Hypochondriacs are personality types who have a fear of sickness. It can be sickness in general or a specific illness and in severe hypochondriacs, this fear can be debilitating to the extent of interfering with their day to day life, check this great travel vaccinations. If you know a genuine hypochondriac you will understand how difficult it is to interact with them socially, as their lives are consumed by this abiding fear of falling ill. They also feel symptoms which they may or may not actually have and will forever be channelling various doctors for it. Love ‘em or hate ‘em, hypochondriac personalities are a mainstay in our society, so here some tips to dealing with them:
Humour their Idiosyncrasies
It may be a bit tiring to listen to their endless discussions and descriptions of every (imagined or real) illness they have or fear to have. But not all hypochondriacs are consumed by this aspect of themselves; in many of them, it only activates in the presence of whatever triggers their ‘illness.’ Therefore your best recourse is to indulge in their worries to the best of your abilities. Don’t encourage them or fan the fire as hypochondriacs can easily jump to the worst case scenario in seconds. Instead, listen to their views, humour them, and offer explanations or empathy to soothe them. Being a hypochondriac is an emotional effect and sufferers therefore understand intellectually that they have nothing to worry about, but are powerless over their reaction.

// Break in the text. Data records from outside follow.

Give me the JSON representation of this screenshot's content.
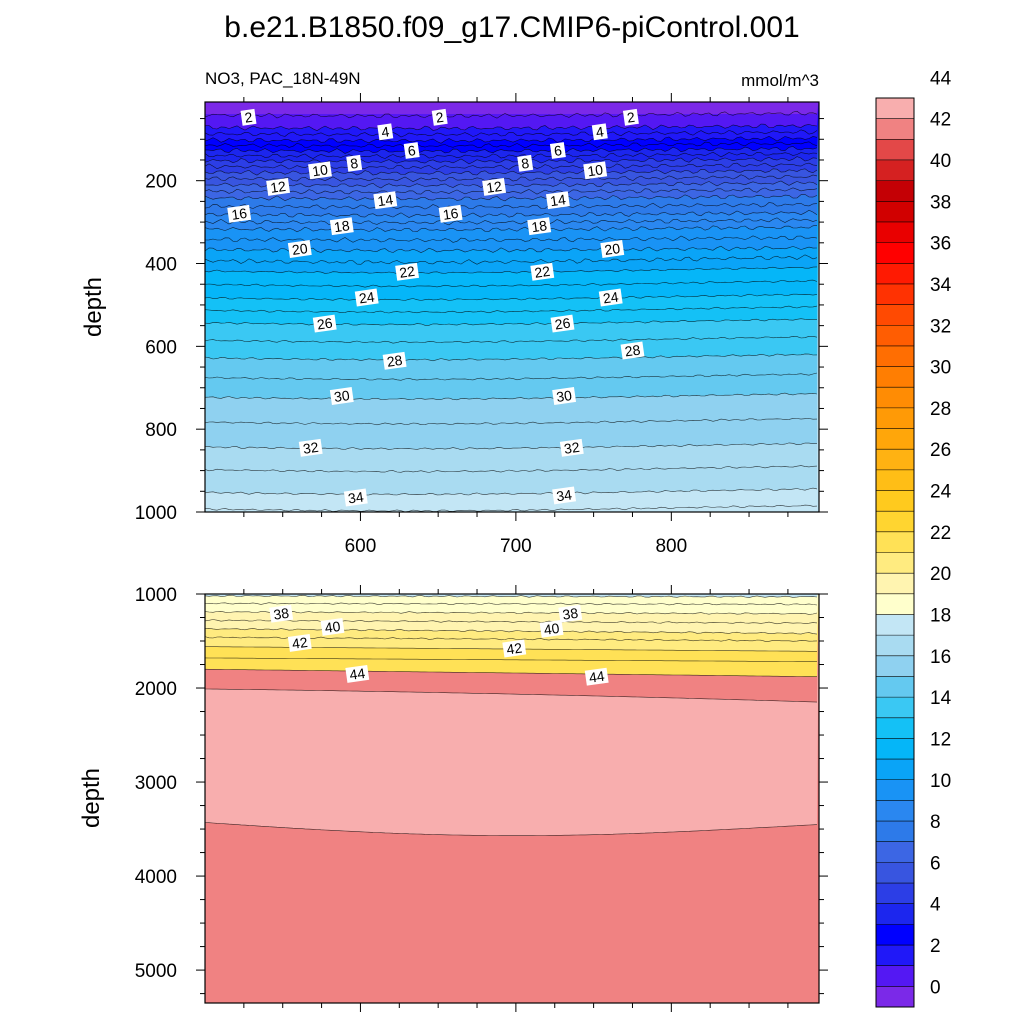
{
  "title": "b.e21.B1850.f09_g17.CMIP6-piControl.001",
  "variable_label": "NO3, PAC_18N-49N",
  "units_label": "mmol/m^3",
  "chart_data": {
    "type": "contour",
    "xlim": [
      500,
      895
    ],
    "x_ticks": [
      "600",
      "700",
      "800"
    ],
    "ylabel": "depth",
    "panels": [
      {
        "name": "upper",
        "ylim": [
          1000,
          10
        ],
        "y_ticks": [
          200,
          400,
          600,
          800,
          1000
        ],
        "contours": [
          {
            "level": 2,
            "depth": 70,
            "labels": [
              [
                528,
                47
              ],
              [
                651,
                47
              ],
              [
                774,
                47
              ]
            ]
          },
          {
            "level": 4,
            "depth": 100,
            "labels": [
              [
                616,
                82
              ],
              [
                754,
                82
              ]
            ]
          },
          {
            "level": 6,
            "depth": 125,
            "labels": [
              [
                633,
                127
              ],
              [
                727,
                127
              ]
            ]
          },
          {
            "level": 8,
            "depth": 150,
            "labels": [
              [
                596,
                158
              ],
              [
                706,
                158
              ]
            ]
          },
          {
            "level": 10,
            "depth": 178,
            "labels": [
              [
                574,
                175
              ],
              [
                751,
                175
              ]
            ]
          },
          {
            "level": 12,
            "depth": 208,
            "labels": [
              [
                547,
                215
              ],
              [
                686,
                215
              ]
            ]
          },
          {
            "level": 14,
            "depth": 240,
            "labels": [
              [
                616,
                247
              ],
              [
                727,
                247
              ]
            ]
          },
          {
            "level": 16,
            "depth": 280,
            "labels": [
              [
                522,
                280
              ],
              [
                658,
                280
              ]
            ]
          },
          {
            "level": 18,
            "depth": 315,
            "labels": [
              [
                588,
                310
              ],
              [
                715,
                310
              ]
            ]
          },
          {
            "level": 20,
            "depth": 365,
            "labels": [
              [
                561,
                365
              ],
              [
                762,
                365
              ]
            ]
          },
          {
            "level": 22,
            "depth": 415,
            "labels": [
              [
                630,
                420
              ],
              [
                717,
                420
              ]
            ]
          },
          {
            "level": 24,
            "depth": 480,
            "labels": [
              [
                604,
                482
              ],
              [
                761,
                482
              ]
            ]
          },
          {
            "level": 26,
            "depth": 540,
            "labels": [
              [
                577,
                545
              ],
              [
                730,
                545
              ]
            ]
          },
          {
            "level": 28,
            "depth": 625,
            "labels": [
              [
                622,
                635
              ],
              [
                775,
                610
              ]
            ]
          },
          {
            "level": 30,
            "depth": 720,
            "labels": [
              [
                588,
                720
              ],
              [
                731,
                720
              ]
            ]
          },
          {
            "level": 32,
            "depth": 840,
            "labels": [
              [
                568,
                845
              ],
              [
                736,
                845
              ]
            ]
          },
          {
            "level": 34,
            "depth": 950,
            "labels": [
              [
                597,
                965
              ],
              [
                731,
                960
              ]
            ]
          }
        ]
      },
      {
        "name": "lower",
        "ylim": [
          5350,
          1000
        ],
        "y_ticks": [
          1000,
          2000,
          3000,
          4000,
          5000
        ],
        "contours": [
          {
            "level": 38,
            "labels": [
              [
                549,
                1210
              ],
              [
                735,
                1210
              ]
            ]
          },
          {
            "level": 40,
            "labels": [
              [
                582,
                1350
              ],
              [
                723,
                1370
              ]
            ]
          },
          {
            "level": 42,
            "labels": [
              [
                561,
                1520
              ],
              [
                699,
                1580
              ]
            ]
          },
          {
            "level": 44,
            "labels": [
              [
                598,
                1850
              ],
              [
                752,
                1880
              ]
            ]
          }
        ]
      }
    ],
    "colorbar": {
      "levels": [
        0,
        2,
        4,
        6,
        8,
        10,
        12,
        14,
        16,
        18,
        20,
        22,
        24,
        26,
        28,
        30,
        32,
        34,
        36,
        38,
        40,
        42,
        44
      ],
      "colors": [
        "#7b29e8",
        "#5418f3",
        "#2018f8",
        "#0000ff",
        "#1c26ee",
        "#2c3ee6",
        "#3855e0",
        "#3c66e4",
        "#2d7ae9",
        "#2a87f0",
        "#1993f5",
        "#0aa4f7",
        "#05b6f8",
        "#14c1f6",
        "#3ac8f3",
        "#64c9f0",
        "#8fd1f0",
        "#a9dbf1",
        "#c3e6f5",
        "#ffffcc",
        "#fff4b0",
        "#ffeb80",
        "#ffe156",
        "#ffd530",
        "#ffca1e",
        "#ffbe16",
        "#ffb212",
        "#ffa60a",
        "#ff9a06",
        "#ff8c04",
        "#ff7e02",
        "#ff6e02",
        "#ff5d02",
        "#ff4a02",
        "#ff3202",
        "#ff1a02",
        "#ff0000",
        "#e90000",
        "#d10000",
        "#c40005",
        "#d52121",
        "#e34848",
        "#f08282",
        "#f8aeae"
      ]
    }
  }
}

Indulge Some Harmless Reactions
Hypochondriacs expect others to share in their rather overt reactions to even a small event, such as a scratch on a nail. If you cannot calm them down in any way, indulge their outburst to a limited extent, perhaps by taking them to consult general practitioners who can give a general overview of their health at a much less price than consultants and specialists.
If this is a frequent episode, have some general practitioners who are regulars who can monitor your friend for actual symptoms. In some rare cases, hypochondriacs have been disregarded even through actual symptoms as they have been “crying wolf” before. Such situations can be avoided with proper care.
Get Them Help
In extreme cases, hypochondriac behaviour can lead to obsessive compulsive disorder, especially when indulged too much by doting friends and family or left unregulated and unmediated by reality. In that case, psychiatric help is necessary in order to enable the hypochondriac to live a normal life. Symptoms such as constantly scrubbing their hands with soap, bleaching their surroundings, carrying antiseptics on their person etc. can point to extreme forms of hypochondriac behaviour and can be managed with regular treatment.